Introduction to Geopandas
Downloading data
For this lesson we are using data that you can download from here.
Once you have downloaded the damselfish-data.zip file into your geopython2019
directory (ideally under L2), you can unzip the file using e.g. 7Zip (on Windows).
DAMSELFISH_distributions.dbf DAMSELFISH_distributions.prj DAMSELFISH_distributions.sbn DAMSELFISH_distributions.sbx DAMSELFISH_distributions.shp DAMSELFISH_distributions.shp.xml DAMSELFISH_distributions.shx
The data includes a Shapefile called DAMSELFISH_distribution.shp (and files related to it).
Reading a Shapefile
Spatial data can be read easily with geopandas using gpd.from_file()
-function:
# Import necessary module
In [1]: import geopandas as gpd
# Set filepath relative to your ``geopython2019`` working directory, from where your Jupyter Notebook or spyder also should be started
In [2]: fp = "source/_static/data/L2/DAMSELFISH_distributions.shp"
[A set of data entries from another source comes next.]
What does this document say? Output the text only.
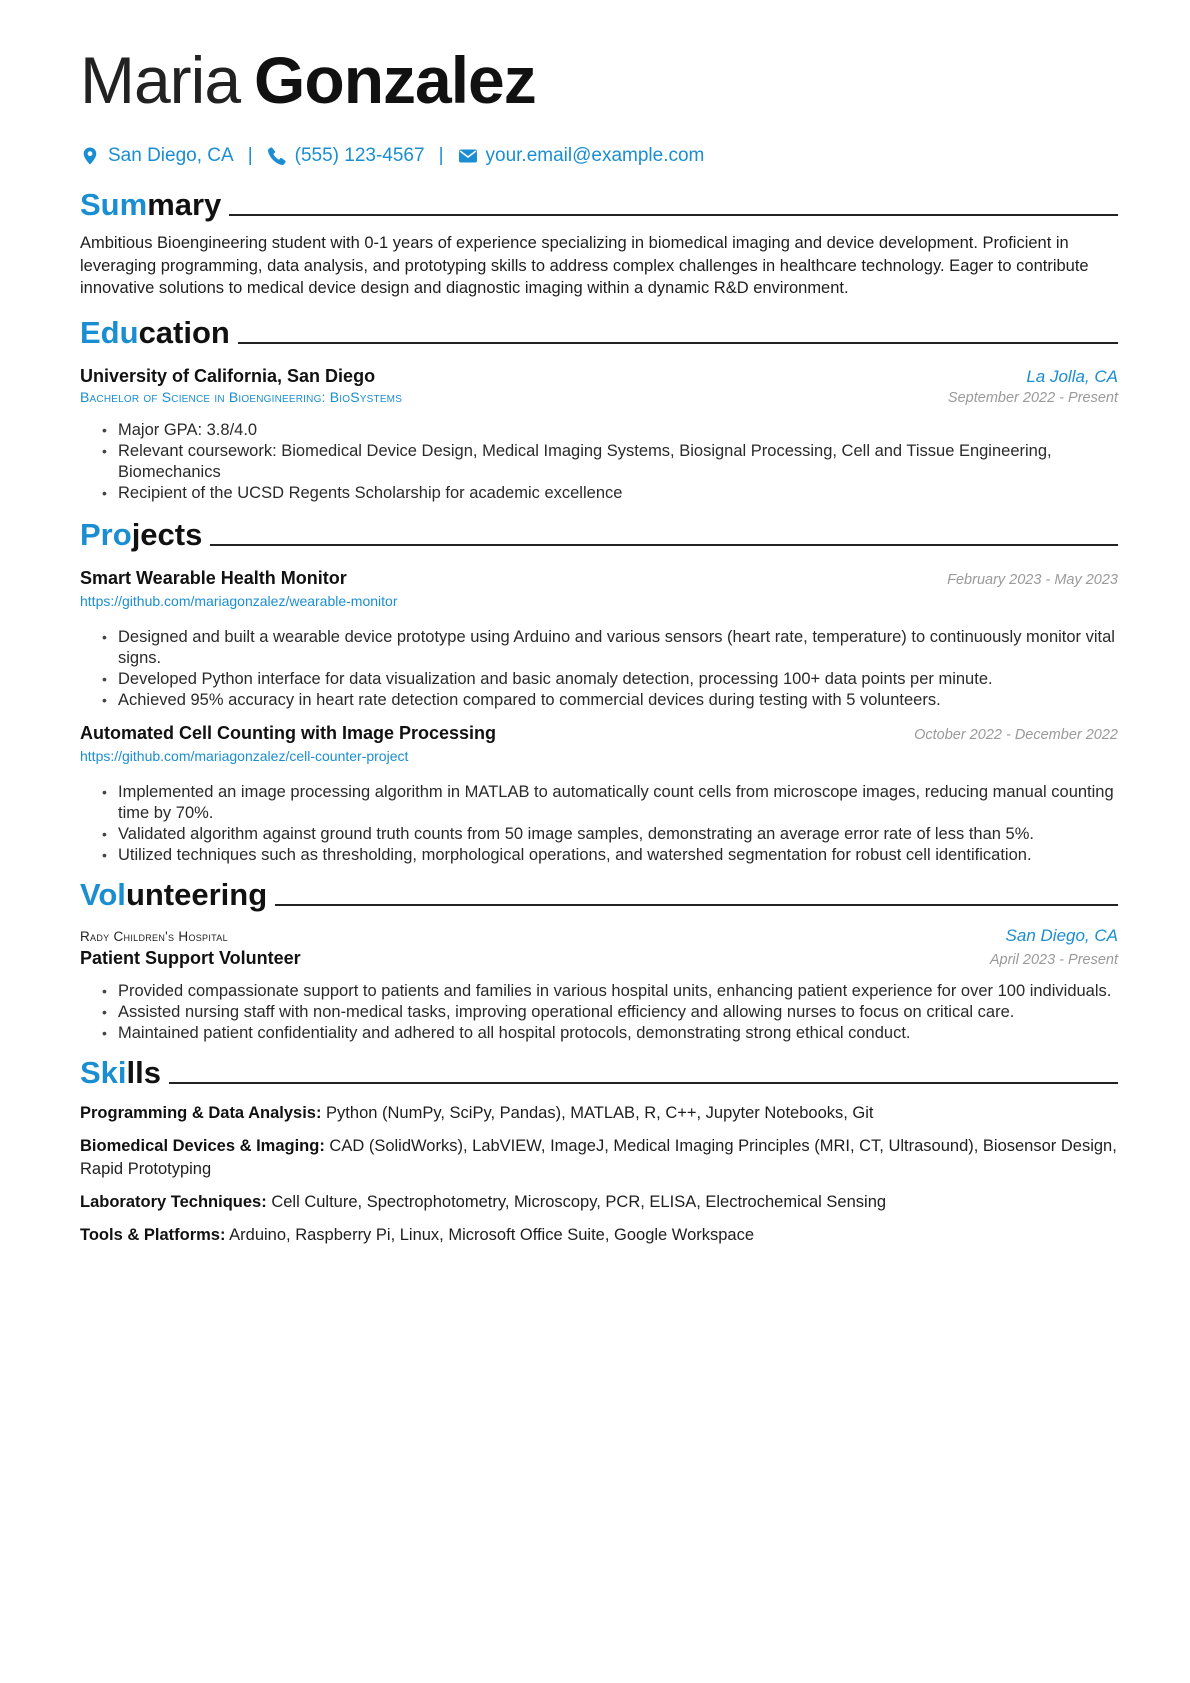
Maria Gonzalez
San Diego, CA | (555) 123-4567 | your.email@example.com
Summary
Ambitious Bioengineering student with 0-1 years of experience specializing in biomedical imaging and device development. Proficient in leveraging programming, data analysis, and prototyping skills to address complex challenges in healthcare technology. Eager to contribute innovative solutions to medical device design and diagnostic imaging within a dynamic R&D environment.
Education
University of California, San Diego	La Jolla, CA
Bachelor of Science in Bioengineering: BioSystems	September 2022 - Present
• Major GPA: 3.8/4.0
• Relevant coursework: Biomedical Device Design, Medical Imaging Systems, Biosignal Processing, Cell and Tissue Engineering, Biomechanics
• Recipient of the UCSD Regents Scholarship for academic excellence
Projects
Smart Wearable Health Monitor	February 2023 - May 2023
https://github.com/mariagonzalez/wearable-monitor
• Designed and built a wearable device prototype using Arduino and various sensors (heart rate, temperature) to continuously monitor vital signs.
• Developed Python interface for data visualization and basic anomaly detection, processing 100+ data points per minute.
• Achieved 95% accuracy in heart rate detection compared to commercial devices during testing with 5 volunteers.
Automated Cell Counting with Image Processing	October 2022 - December 2022
https://github.com/mariagonzalez/cell-counter-project
• Implemented an image processing algorithm in MATLAB to automatically count cells from microscope images, reducing manual counting time by 70%.
• Validated algorithm against ground truth counts from 50 image samples, demonstrating an average error rate of less than 5%.
• Utilized techniques such as thresholding, morphological operations, and watershed segmentation for robust cell identification.
Volunteering
Rady Children's Hospital	San Diego, CA
Patient Support Volunteer	April 2023 - Present
• Provided compassionate support to patients and families in various hospital units, enhancing patient experience for over 100 individuals.
• Assisted nursing staff with non-medical tasks, improving operational efficiency and allowing nurses to focus on critical care.
• Maintained patient confidentiality and adhered to all hospital protocols, demonstrating strong ethical conduct.
Skills
Programming & Data Analysis: Python (NumPy, SciPy, Pandas), MATLAB, R, C++, Jupyter Notebooks, Git
Biomedical Devices & Imaging: CAD (SolidWorks), LabVIEW, ImageJ, Medical Imaging Principles (MRI, CT, Ultrasound), Biosensor Design, Rapid Prototyping
Laboratory Techniques: Cell Culture, Spectrophotometry, Microscopy, PCR, ELISA, Electrochemical Sensing
Tools & Platforms: Arduino, Raspberry Pi, Linux, Microsoft Office Suite, Google Workspace
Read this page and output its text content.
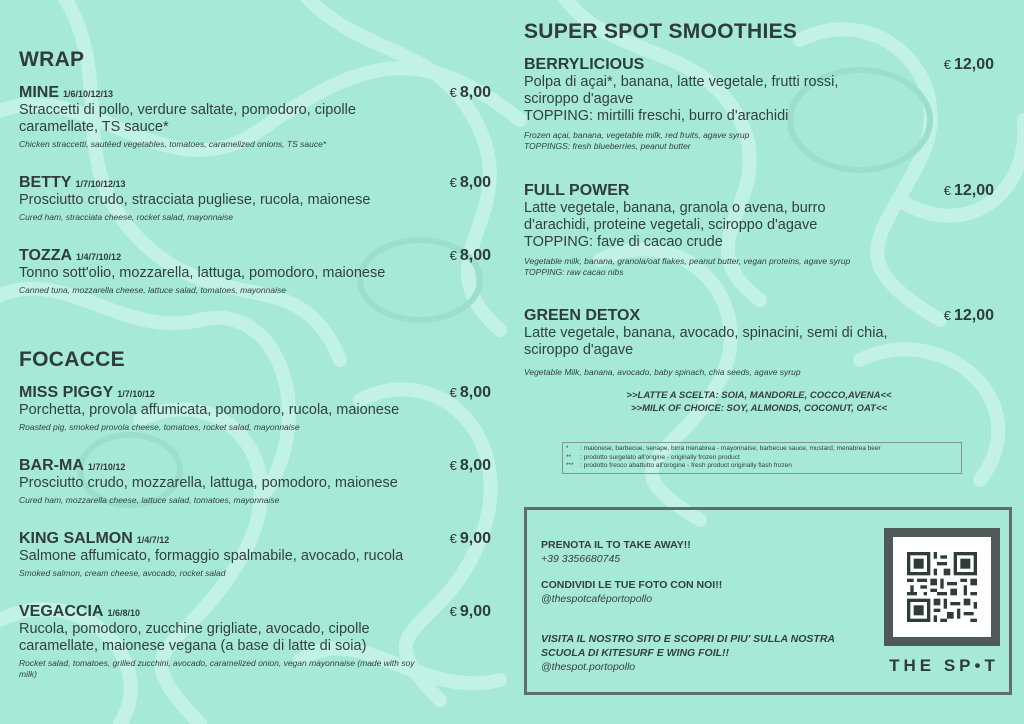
WRAP
MINE 1/6/10/12/13	€ 8,00
Straccetti di pollo, verdure saltate, pomodoro, cipolle caramellate, TS sauce*
Chicken straccetti, sautéed vegetables, tomatoes, caramelized onions, TS sauce*
BETTY 1/7/10/12/13	€ 8,00
Prosciutto crudo, stracciata pugliese, rucola, maionese
Cured ham, stracciata cheese, rocket salad, mayonnaise
TOZZA 1/4/7/10/12	€ 8,00
Tonno sott'olio, mozzarella, lattuga, pomodoro, maionese
Canned tuna, mozzarella cheese, lattuce salad, tomatoes, mayonnaise
FOCACCE
MISS PIGGY 1/7/10/12	€ 8,00
Porchetta, provola affumicata, pomodoro, rucola, maionese
Roasted pig, smoked provola cheese, tomatoes, rocket salad, mayonnaise
BAR-MA 1/7/10/12	€ 8,00
Prosciutto crudo, mozzarella, lattuga, pomodoro, maionese
Cured ham, mozzarella cheese, lattuce salad, tomatoes, mayonnaise
KING SALMON 1/4/7/12	€ 9,00
Salmone affumicato, formaggio spalmabile, avocado, rucola
Smoked salmon, cream cheese, avocado, rocket salad
VEGACCIA 1/6/8/10	€ 9,00
Rucola, pomodoro, zucchine grigliate, avocado, cipolle caramellate, maionese vegana (a base di latte di soia)
Rocket salad, tomatoes, grilled zucchini, avocado, caramelized onion, vegan mayonnaise (made with soy milk)
SUPER SPOT SMOOTHIES
BERRYLICIOUS	€ 12,00
Polpa di açai*, banana, latte vegetale, frutti rossi, sciroppo d'agave
TOPPING: mirtilli freschi, burro d'arachidi
Frozen açai, banana, vegetable milk, red fruits, agave syrup
TOPPINGS: fresh blueberries, peanut butter
FULL POWER	€ 12,00
Latte vegetale, banana, granola o avena, burro d'arachidi, proteine vegetali, sciroppo d'agave
TOPPING: fave di cacao crude
Vegetable milk, banana, granola/oat flakes, peanut butter, vegan proteins, agave syrup
TOPPING: raw cacao nibs
GREEN DETOX	€ 12,00
Latte vegetale, banana, avocado, spinacini, semi di chia, sciroppo d'agave
Vegetable Milk, banana, avocado, baby spinach, chia seeds, agave syrup
>>LATTE A SCELTA: SOIA, MANDORLE, COCCO,AVENA<<
>>MILK OF CHOICE: SOY, ALMONDS, COCONUT, OAT<<
*	: maionese, barbecue, senape, birra menabrea - mayonnaise, barbecue sauce, mustard, menabrea beer
**	: prodotto surgelato all'origine - originally frozen product
*** : prodotto fresco abattutto all'orogine - fresh product originally flash frozen
PRENOTA IL TO TAKE AWAY!!
+39 3356680745
CONDIVIDI LE TUE FOTO CON NOI!!
@thespotcaféportopollo
VISITA IL NOSTRO SITO E SCOPRI DI PIU' SULLA NOSTRA SCUOLA DI KITESURF E WING FOIL!!
@thespot.portopollo	THE SP•T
# depending if you have your notebook file (.ipynb) also under L1
# fp = "DAMSELFISH_distributions.shp"
# or full path for Windows with "r" and "\" backslashes
# fp = r"C:\Users\Alex\geopython2019\L2\DAMSELFISH_distributions.shp"
# Read file using gpd.read_file()
In [3]: data = gpd.read_file(fp)
Let’s see what datatype is our ‘data’ variable
In [4]: type(data)
Out[4]: geopandas.geodataframe.GeoDataFrame
So from the above we can see that our data
-variable is a
GeoDataFrame. GeoDataFrame extends the functionalities of
pandas.DataFrame in a way that it is possible to use and handle
spatial data within pandas (hence the name geopandas). GeoDataFrame have
some special features and functions that are useful in GIS.
Let’s take a look at our data and print the first 5 rows using the head()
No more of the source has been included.